Proving this Corollary regarding Fourier Series Okay so here's the the problem:

Let $k \in \mathbb{N}$. If $f$ is periodic, with Fourier coefficients $a_n,b_n$ and the series $\sum_{n=1}^\infty{(|a_n| + |b_n|)n^k}$ converges for some $k$, then for $m \in [0,k]$
   $$(1):f^{(m)}(x)=\frac{d^m}{dx^m}\sum_{n=0}^\infty[(a_n(cos(nx)+b_n(sin(nx)] $$

Now I'm not sure really sure how to approach this. It's seems quite obvious that the equality would be true, but trying to construct a proof for the past few hours has proven fruitless. My professor said to "use the Differentiation Theorem of a function" from Rudin's text (but we're not even using a rigorous textbook; our book is all application). Here's my thought process:

If we look at the right hand side of (1), we can let the inside of the summation be $\frac{d^m}{dx^m}(f_n(x))$. Then we have to prove that $$\frac{d^m}{dx^m}(f(x))=\sum_{n=1}^\infty \frac{d^m}{dx^m}f_n(x).$$
  We know that $\exists k \in \mathbb{N}$ s.t for $m \in [0,k]$ 
  $$\sum_{n=0}^\infty \frac{d^m}{dx^m}f_n(x)
\leq  
|\sum_{n=0}^\infty \frac{d^m}{dx^m}f_n(x)|
\leq
\sum_{n=0}^\infty |\frac{d^m}{dx^m}f_n(x)|
\leq
\sum_{n=0}^\infty{(|a_n| + |b_n|)n^m}$$
  $\implies$ uniform convergence by the Weierstrass M-Test since $\sum_{n=0}^\infty{(|a_n| + |b_n|)n^m}$ is convergent. We know that Weierstrass M-Test originates from the Cauchy Criterion, so it follows that we also have that $\sum_{n=1}^\infty \frac{d^m}{dx^m}f_n(x)$ is uniformly Cauchy $\forall x \in [-\pi,\pi]$.
There are two Theorems that could help here. The first one states that "If $f_n$ is uniformly Cauchy, then $\exists$ a function $f$ on S such that $f_n \to f$ uniformly on S". The second Theorem states that "If each $f_n$ is continuous on S and the series converges uniformly on S, then the series we're working with represents a continuous function. Thus, we're almost on the way to proving (1).

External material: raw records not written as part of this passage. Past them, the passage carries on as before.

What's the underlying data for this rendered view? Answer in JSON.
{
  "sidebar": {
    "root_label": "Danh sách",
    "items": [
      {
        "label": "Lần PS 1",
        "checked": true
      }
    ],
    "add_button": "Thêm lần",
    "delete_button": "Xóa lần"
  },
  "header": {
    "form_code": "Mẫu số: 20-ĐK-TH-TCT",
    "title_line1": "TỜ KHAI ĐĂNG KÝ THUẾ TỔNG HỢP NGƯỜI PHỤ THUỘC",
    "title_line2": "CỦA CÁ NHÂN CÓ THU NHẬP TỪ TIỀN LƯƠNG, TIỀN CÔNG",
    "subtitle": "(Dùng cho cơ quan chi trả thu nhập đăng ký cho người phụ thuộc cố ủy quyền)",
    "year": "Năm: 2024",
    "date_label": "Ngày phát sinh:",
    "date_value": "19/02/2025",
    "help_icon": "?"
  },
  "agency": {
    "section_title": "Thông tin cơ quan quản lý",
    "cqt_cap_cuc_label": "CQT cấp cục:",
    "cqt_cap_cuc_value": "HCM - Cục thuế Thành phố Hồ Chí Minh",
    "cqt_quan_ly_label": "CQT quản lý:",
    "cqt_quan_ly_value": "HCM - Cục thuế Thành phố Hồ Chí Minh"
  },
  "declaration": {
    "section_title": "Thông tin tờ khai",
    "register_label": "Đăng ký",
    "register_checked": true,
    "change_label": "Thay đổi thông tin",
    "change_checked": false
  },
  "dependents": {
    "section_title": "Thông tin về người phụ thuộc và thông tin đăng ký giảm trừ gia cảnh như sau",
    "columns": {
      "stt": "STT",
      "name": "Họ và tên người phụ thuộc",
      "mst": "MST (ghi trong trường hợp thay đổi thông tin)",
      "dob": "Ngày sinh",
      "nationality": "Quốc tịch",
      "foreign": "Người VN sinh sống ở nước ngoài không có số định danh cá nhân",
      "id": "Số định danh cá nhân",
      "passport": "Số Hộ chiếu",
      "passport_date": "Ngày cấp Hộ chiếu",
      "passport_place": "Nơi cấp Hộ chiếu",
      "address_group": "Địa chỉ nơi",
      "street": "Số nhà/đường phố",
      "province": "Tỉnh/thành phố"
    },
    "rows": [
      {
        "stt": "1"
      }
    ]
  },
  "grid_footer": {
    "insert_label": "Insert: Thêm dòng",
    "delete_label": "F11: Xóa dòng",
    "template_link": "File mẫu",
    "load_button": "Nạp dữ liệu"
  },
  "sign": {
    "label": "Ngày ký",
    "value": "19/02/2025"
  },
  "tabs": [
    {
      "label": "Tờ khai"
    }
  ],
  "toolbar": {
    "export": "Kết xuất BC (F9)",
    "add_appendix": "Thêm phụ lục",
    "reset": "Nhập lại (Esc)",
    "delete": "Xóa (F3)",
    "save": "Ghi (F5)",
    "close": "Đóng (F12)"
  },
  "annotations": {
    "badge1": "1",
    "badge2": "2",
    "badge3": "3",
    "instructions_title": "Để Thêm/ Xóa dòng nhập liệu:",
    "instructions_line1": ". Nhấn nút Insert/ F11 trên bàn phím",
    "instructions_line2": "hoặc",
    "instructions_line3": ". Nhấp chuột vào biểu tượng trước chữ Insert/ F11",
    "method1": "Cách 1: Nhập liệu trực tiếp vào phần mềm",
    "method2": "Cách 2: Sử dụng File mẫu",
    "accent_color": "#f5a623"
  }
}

We know $\forall x \in [-\pi,\pi]$ the Fouier Series of $f$ is $f(x)=a_0+\sum_{n=1}^\infty [(a_ncos(nx)+b_nsin(nx)]$, so again, I felt like it would follow naturally that we could show the LHS of (1), especially after showing Uniform convergence of the RHS of (1). If anyone could give me a hand, I'd be much obliged.
 A: The Series $f_{m}(x)=\sum_{n=0}^{\infty}a_{n}\frac{d^{m}}{dx^{m}}\cos(nx)+b_{n}\frac{d^{m}}{dx^{m}}\sin(nx)$ converges absolutely and uniformly for all $0 \le m \le k$. So $f_{m}$ is a continuous periodic function on on $[0,2\pi]$. Because these sums converge uniformly, then it possible to interchange the order of summation and integration in order to obtain the following for $1 \le m < k$:
$$
        \int_{0}^{x}f_{m+1}(t)\,dt = f_{m}(t)-f_{m}(0).
$$
Because $f_{m+1}$ is continuous and periodic for $0 \le m < k$, then the Fundamental Theorem of Calculus gives $f_{m}'=f_{m+1}$ for $0 \le m < k$. By finite-induction, $f_{0}$ has $k$ continuous periodic derivatives with $f^{(m)}=f_{m}$ for $0 \le m \le k$.
The only part that remains to be shown is that $f_{0}=f$. I don't know what results you are allowed to use to show such a fact, but there are a variety of possibilities. If $a_{n}',b_{n}'$ are the Fourier coefficients of $f_{0}$, then you may interchange integration and summation to show that $a_{n}'=a_{n},b_{n}'=b_{n}$. At this point you need some result of the following type: If $f$ and $g$ are $L^{2}[0,2\pi]$ functions with the same Fourier coefficients, then $f=g$ a.e.. That will allow you to conclude that $f$ is equal a.e. to an $m$-times continuously differentiable function--namely $f=f_{0}$ a.e. where $f_{0}=\sum_{n}a_{n}\cos(nx)+b_{n}\sin(nx)$ on $[0,2\pi]$. (You cannot conclude $f=f_{0}$ everywhere unless you know $f$ is continuous, for example, because changing $f$ on a set of measure $0$ doesn't change its Fourier coefficients.)